Tennessee Sunshine Law holds no secrets

By Lee Roberts

NASHVILLE, Tenn. (Nov. 1, 2012) — Legislators passed the Tennessee Open Meetings Act of 1974 declaring it the policy of the state “that the formation of public policy and decisions is public business and shall not be conducted in secret.”

The City Paper Editor Steve Cavendish works on the weekly publication in Nashville, Tenn., Oct. 30, 2012. (Photo by Lee Roberts)
The City Paper Editor Steve Cavendish works on the weekly publication in Nashville, Tenn., Oct. 30, 2012. (Photo by Lee Roberts)

Publicly known as the “Sunshine Law,” the act prohibits the state’s governing bodies from conducting “secret votes, or secret ballots, or secret roll calls.”

“We are lucky that Tennessee has decent Sunshine Law provisions and that, in Nashville, we don’t find many elected officials who go behind closed doors except when it falls within the parameters of state code,” said Steve Cavendish, editor of The City Paper, a tabloid with a 50,000 weekly circulation.

The City Paper employs both Metro and state reporters that cover government meetings, including those held by its boards, councils and committees.  Cavendish said the publication’s reporters require unfettered access to government proceedings to obtain important information for their stories.

“In many ways, the Tennessee Sunshine Act makes our jobs possible,” Cavendish said.  “A heavy percentage of what we cover relates to the institutions that govern the Nashville Area.  It has helped tremendously.”

In Tennessee, if two or more state officials meet together that have the “authority to make decisions for or recommendations to a public body on policy or administration,” the act requires public notification and the meeting to be open to the public. In addition, recorded minutes are also open for public inspection.

The City Paper Editor Steve Cavendish edits a story at his desk Oct. 30, 2012. (Photo by Lee Roberts)
The City Paper Editor Steve Cavendish edits a story at his desk Oct. 30, 2012. (Photo by Lee Roberts)

Cavendish said the act does allow some limited access such as executive sessions, and there are budgetary obstacles that affect his publication’s ability to obtain information.

“Our biggest difficulty is the cost of open record requests.  By statute, we can examine any records, but the labor costs associated with production of those records often make it prohibitive to obtain our own copies,” Cavendish said.

The act requires the state to educate and provide guidance and direction for various state agencies.  Nonetheless, grey areas occasionally arise that require additional clarification.

A recent example in 2010 involved State Rep. Gerald McCormick.  He wanted to know how the Open Meetings Act applied if a county commissioner contacted fellow commissioners for their support for appointment to mayor.

At the request of McCormick, the Office of the Attorney General for the State of Tennessee provided an opinion on the subject Dec. 30, 2010.

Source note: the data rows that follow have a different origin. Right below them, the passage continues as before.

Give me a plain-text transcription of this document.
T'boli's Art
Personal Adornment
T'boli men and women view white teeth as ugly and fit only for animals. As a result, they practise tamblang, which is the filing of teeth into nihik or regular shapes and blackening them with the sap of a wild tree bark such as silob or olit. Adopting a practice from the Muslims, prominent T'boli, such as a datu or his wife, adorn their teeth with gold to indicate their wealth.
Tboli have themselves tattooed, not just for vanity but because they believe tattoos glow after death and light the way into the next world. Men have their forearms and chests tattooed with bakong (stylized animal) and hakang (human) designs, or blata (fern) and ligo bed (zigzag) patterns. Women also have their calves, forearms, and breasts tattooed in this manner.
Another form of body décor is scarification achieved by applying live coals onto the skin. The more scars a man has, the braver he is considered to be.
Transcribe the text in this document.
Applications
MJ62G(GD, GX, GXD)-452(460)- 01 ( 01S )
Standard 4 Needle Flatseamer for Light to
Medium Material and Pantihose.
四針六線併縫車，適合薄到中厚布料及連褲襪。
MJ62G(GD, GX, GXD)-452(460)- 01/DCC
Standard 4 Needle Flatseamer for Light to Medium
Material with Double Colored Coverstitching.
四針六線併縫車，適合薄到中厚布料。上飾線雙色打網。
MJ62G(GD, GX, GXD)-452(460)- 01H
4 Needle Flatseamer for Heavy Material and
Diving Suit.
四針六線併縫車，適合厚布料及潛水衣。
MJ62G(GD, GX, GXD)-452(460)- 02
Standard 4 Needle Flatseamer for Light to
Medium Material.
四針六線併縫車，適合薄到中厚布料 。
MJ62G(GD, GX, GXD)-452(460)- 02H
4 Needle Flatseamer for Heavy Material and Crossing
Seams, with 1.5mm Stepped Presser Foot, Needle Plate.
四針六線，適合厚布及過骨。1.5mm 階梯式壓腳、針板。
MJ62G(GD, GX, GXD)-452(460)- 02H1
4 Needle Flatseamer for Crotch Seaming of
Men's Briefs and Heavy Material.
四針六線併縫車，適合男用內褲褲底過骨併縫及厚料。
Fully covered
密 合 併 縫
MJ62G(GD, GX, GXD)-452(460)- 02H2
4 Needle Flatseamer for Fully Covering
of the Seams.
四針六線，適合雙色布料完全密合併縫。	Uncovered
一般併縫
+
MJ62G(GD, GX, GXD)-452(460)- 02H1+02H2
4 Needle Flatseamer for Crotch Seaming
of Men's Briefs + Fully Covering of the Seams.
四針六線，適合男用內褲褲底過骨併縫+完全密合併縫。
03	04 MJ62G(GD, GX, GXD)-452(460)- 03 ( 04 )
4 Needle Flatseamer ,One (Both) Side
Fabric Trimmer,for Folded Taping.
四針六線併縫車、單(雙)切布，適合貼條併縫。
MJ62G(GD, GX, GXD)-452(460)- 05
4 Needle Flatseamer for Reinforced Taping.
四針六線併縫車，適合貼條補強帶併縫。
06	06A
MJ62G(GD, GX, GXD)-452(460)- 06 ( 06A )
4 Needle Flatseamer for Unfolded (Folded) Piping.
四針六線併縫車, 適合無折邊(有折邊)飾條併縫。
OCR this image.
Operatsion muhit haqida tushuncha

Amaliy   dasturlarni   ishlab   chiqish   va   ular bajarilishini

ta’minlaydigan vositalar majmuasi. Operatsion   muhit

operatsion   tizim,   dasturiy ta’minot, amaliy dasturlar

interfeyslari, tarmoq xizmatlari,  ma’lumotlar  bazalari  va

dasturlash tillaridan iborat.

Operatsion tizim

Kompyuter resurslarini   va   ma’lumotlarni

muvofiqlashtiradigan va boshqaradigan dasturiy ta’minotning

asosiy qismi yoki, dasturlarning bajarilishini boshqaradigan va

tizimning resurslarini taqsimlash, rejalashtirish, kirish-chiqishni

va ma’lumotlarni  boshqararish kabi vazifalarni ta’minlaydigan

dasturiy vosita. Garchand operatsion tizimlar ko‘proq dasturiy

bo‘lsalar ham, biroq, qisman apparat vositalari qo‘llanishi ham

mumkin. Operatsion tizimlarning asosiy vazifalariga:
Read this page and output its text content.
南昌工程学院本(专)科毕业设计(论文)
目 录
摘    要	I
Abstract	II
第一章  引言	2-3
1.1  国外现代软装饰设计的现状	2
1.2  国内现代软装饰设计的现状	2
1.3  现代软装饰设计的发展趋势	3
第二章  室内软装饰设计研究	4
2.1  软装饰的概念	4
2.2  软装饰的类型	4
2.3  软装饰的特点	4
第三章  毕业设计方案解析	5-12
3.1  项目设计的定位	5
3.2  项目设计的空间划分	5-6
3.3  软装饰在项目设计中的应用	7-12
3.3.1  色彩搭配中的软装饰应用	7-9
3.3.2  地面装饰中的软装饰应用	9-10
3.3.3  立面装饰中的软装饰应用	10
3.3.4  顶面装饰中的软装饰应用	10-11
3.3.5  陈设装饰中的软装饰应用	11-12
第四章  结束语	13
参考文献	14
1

The opinion stated a belief that a court would find that a commissioner contacting fellow commissioners “to fill a vacancy in the office of county mayor does not constitute a violation of the Open Meetings Act, as long as there is no decision to appoint or deliberation towards a decision to appoint such commissioner to fill the vacancy prior to a public meeting.”

The Tennessee Office of Open Records Counsel issued a report March 1, 2012 to the 107th General Assembly that indicated there were 1,266 inquiries regarding the Open Meetings Act.

Of the 1,266 inquiries, 597 came from citizens, 104 from the media, and 565 from the government. There were 38 complaints filed regarding alleged meeting violations.  The breakdown by topics showed 136 inquiries regarding fees, 30 regarding retention of records, 727 general issues regarding public records, 171 on access to law enforcement records, and 202 involving applicability of specific exemptions.

The office also reported 27 total media interviews, 12 public presentations, the release of four opinions, and one internet forum received approval.

The Tennessee Press Association provides resources and copies of the Tennessee Public Meetings Law, Tennessee Public Records Law and Tennessee Shield Law, along with other member services.

A Public Participation online resource is also available on the state of Tennessee’s website where the public can search for and browse meetings.